A Melbourne woman posed as television soap stars to trick other women into relationships before stalking them, in a saga that was “pure evil”, the father of a victim has told a court.
“Catfish” Lydia Abdelmalek used the identities of former Home and Away star Lincoln Lewis and British actor Danny Mac to lure women into communicating before stalking and harassing them.
The 32-year-old was found guilty of six stalking charges more than three years ago, but was released on bail during an attempt to appeal against her conviction.
Victoria’s County Court upheld the guilty verdict in May, when Abdelmalek returned to custody. She appeared in court on Tuesday to appeal against her sentence.
The term catfish refers to someone who creates fake accounts on social media or emails to lure people into a relationship with the false identity.
One of the victims went on to take her own life. She was subjected to constant harassment by Abdelmalek, who showed intimate photos of the woman to her father.
“I believe that [my daughter’s] entrapment in this pure evil and monstrous stalking saga was a catalyst which caused my daughter intolerable pain and grief,” the father told the court on Tuesday.
A fake driver’s licence for “Lincoln Lewis”, used to convince stalking victims they were in a relationship with the actor. Credit:County Court of Victoria
“While I don’t hold any person responsible for my daughter’s death, [she] did say that Lydia had ruined her life.”
Another stalking survivor read an emotional statement about the toll of the “tragic and bizarre” case.

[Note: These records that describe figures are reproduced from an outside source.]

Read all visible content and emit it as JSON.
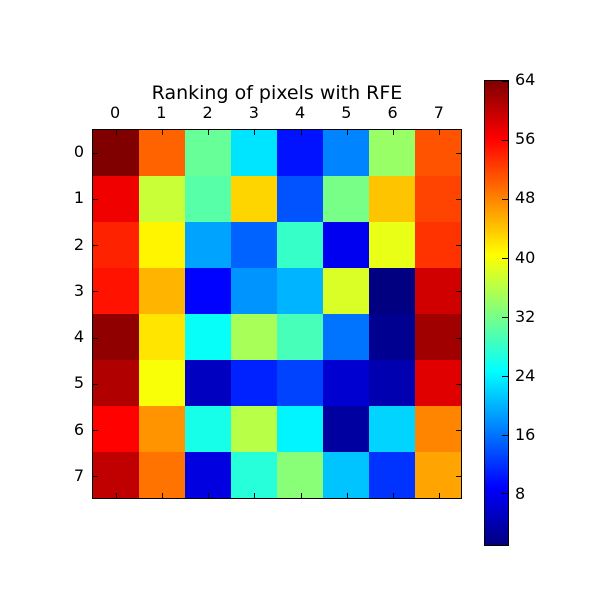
{
  "chart_data": {
    "type": "heatmap",
    "title": "Ranking of pixels with RFE",
    "colormap": "jet",
    "vmin": 1,
    "vmax": 64,
    "x_tick_labels": [
      "0",
      "1",
      "2",
      "3",
      "4",
      "5",
      "6",
      "7"
    ],
    "y_tick_labels": [
      "0",
      "1",
      "2",
      "3",
      "4",
      "5",
      "6",
      "7"
    ],
    "colorbar_tick_labels": [
      8,
      16,
      24,
      32,
      40,
      48,
      56,
      64
    ],
    "legend_position": "right-colorbar",
    "grid": false,
    "matrix": [
      [
        64,
        50,
        31,
        23,
        10,
        17,
        34,
        51
      ],
      [
        57,
        37,
        30,
        43,
        14,
        32,
        44,
        52
      ],
      [
        54,
        41,
        19,
        15,
        28,
        8,
        39,
        53
      ],
      [
        55,
        45,
        9,
        18,
        20,
        38,
        1,
        59
      ],
      [
        63,
        42,
        25,
        35,
        29,
        16,
        2,
        62
      ],
      [
        61,
        40,
        5,
        11,
        13,
        6,
        4,
        58
      ],
      [
        56,
        47,
        26,
        36,
        24,
        3,
        22,
        48
      ],
      [
        60,
        49,
        7,
        27,
        33,
        21,
        12,
        46
      ]
    ]
  }
}
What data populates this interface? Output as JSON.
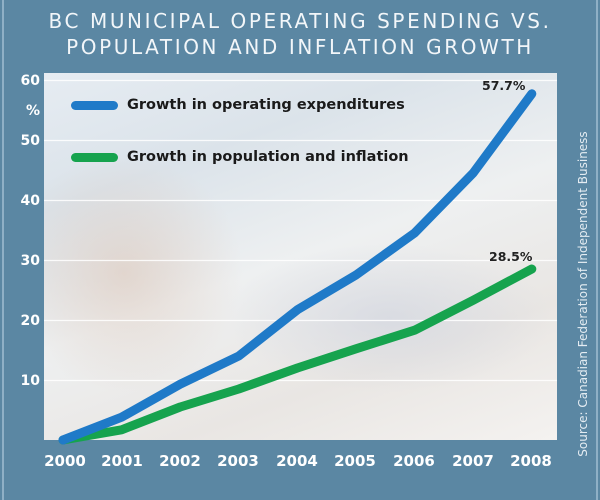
{
  "title": {
    "line1": "BC MUNICIPAL OPERATING SPENDING VS.",
    "line2": "POPULATION AND INFLATION GROWTH"
  },
  "y_axis": {
    "unit": "%",
    "ticks": [
      "60",
      "50",
      "40",
      "30",
      "20",
      "10"
    ]
  },
  "x_axis": {
    "ticks": [
      "2000",
      "2001",
      "2002",
      "2003",
      "2004",
      "2005",
      "2006",
      "2007",
      "2008"
    ]
  },
  "legend": [
    {
      "label": "Growth in operating expenditures",
      "color": "#1f7ac8"
    },
    {
      "label": "Growth in population and inflation",
      "color": "#16a34e"
    }
  ],
  "annotations": {
    "expenditures_end": "57.7%",
    "population_end": "28.5%"
  },
  "source": "Source: Canadian Federation of Independent Business",
  "colors": {
    "background": "#5b87a3",
    "expenditures": "#1f7ac8",
    "population": "#16a34e"
  },
  "chart_data": {
    "type": "line",
    "title": "BC Municipal Operating Spending vs. Population and Inflation Growth",
    "xlabel": "",
    "ylabel": "%",
    "x": [
      2000,
      2001,
      2002,
      2003,
      2004,
      2005,
      2006,
      2007,
      2008
    ],
    "series": [
      {
        "name": "Growth in operating expenditures",
        "color": "#1f7ac8",
        "values": [
          0,
          3.8,
          9.3,
          14.0,
          21.7,
          27.5,
          34.5,
          44.5,
          57.7
        ]
      },
      {
        "name": "Growth in population and inflation",
        "color": "#16a34e",
        "values": [
          0,
          1.7,
          5.5,
          8.5,
          12.0,
          15.2,
          18.3,
          23.3,
          28.5
        ]
      }
    ],
    "ylim": [
      0,
      60
    ],
    "yticks": [
      10,
      20,
      30,
      40,
      50,
      60
    ],
    "grid": true,
    "legend_position": "top-left inside",
    "annotations": [
      {
        "text": "57.7%",
        "x": 2008,
        "series": "Growth in operating expenditures"
      },
      {
        "text": "28.5%",
        "x": 2008,
        "series": "Growth in population and inflation"
      }
    ],
    "source": "Canadian Federation of Independent Business"
  }
}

The woman – who cannot be named for legal reasons – said she was lured into believing she was speaking to Lincoln Lewis and shared intimate details of her life.
When she discovered it was not the actor she was chatting to, Abdelmalek created a new identity and a cast of characters to harass her.
Lydia Abdelmalek, who posed as actor Lincoln Lewis, is in custody after she failed to overturn her conviction.Credit:ninevms
“There is no shadow of a doubt that that is who is responsible for destroying my life,” the woman said of Abdelmalek, who she refused to name in court.
“Having been tormented by that voice for so long, I could recognise it in my sleep.”
The woman said Abdelmalek used the tactics abusers utilise to groom their victims, and she was lured in, kept isolated and made to keep silent.
“I was frantic, fearful, suspicious and angry all the time,” she said.
The woman said she was forced to move repeatedly, changed her role at work and eventually stopped answering her phone in a bid to escape her stalker. When she found out about another victim, the two became close until the other woman took her own life.
“She sent me a message that I will never forget,” she told the court.
“In her final hours she had reached out to me, but I couldn’t deal with my own feelings, let alone help her, so I was ignoring my phone as usual. At the time I saw her cry for help, it was too late. If I hadn’t been so weak myself, I might have been able to help her and I haven’t been able to forgive myself for that.”
The woman urged Judge Claire Quin to use the catfishing case to send a clear message about how serious the crimes were and how grave the consequences could be.
“The consequences of the appellant’s actions must be severe enough that they serve as a deterrent not only for them, but for any others contemplating this type of assault,” she said.
Abdelmalek was initially jailed for two years and eight months in 2019 for the stalking campaign, but appealed against the conviction and sentence.
During the lengthy appeal against conviction, she took to the stand and denied she was behind the “merciless” campaign and was instead a victim herself.
Experts told the court they were able to link emails in the catfish scheme to the Lalor woman. Photos, chat messages and phone numbers were also found on devices Abdelmalek owned.
Quin said in her judgment in May that the stalker’s evidence during the appeal was “confusing, inconsistent and was deliberately evasive”, particularly when challenged.
The hearing continues.
Crisis support is available from Lifeline on 13 11 14.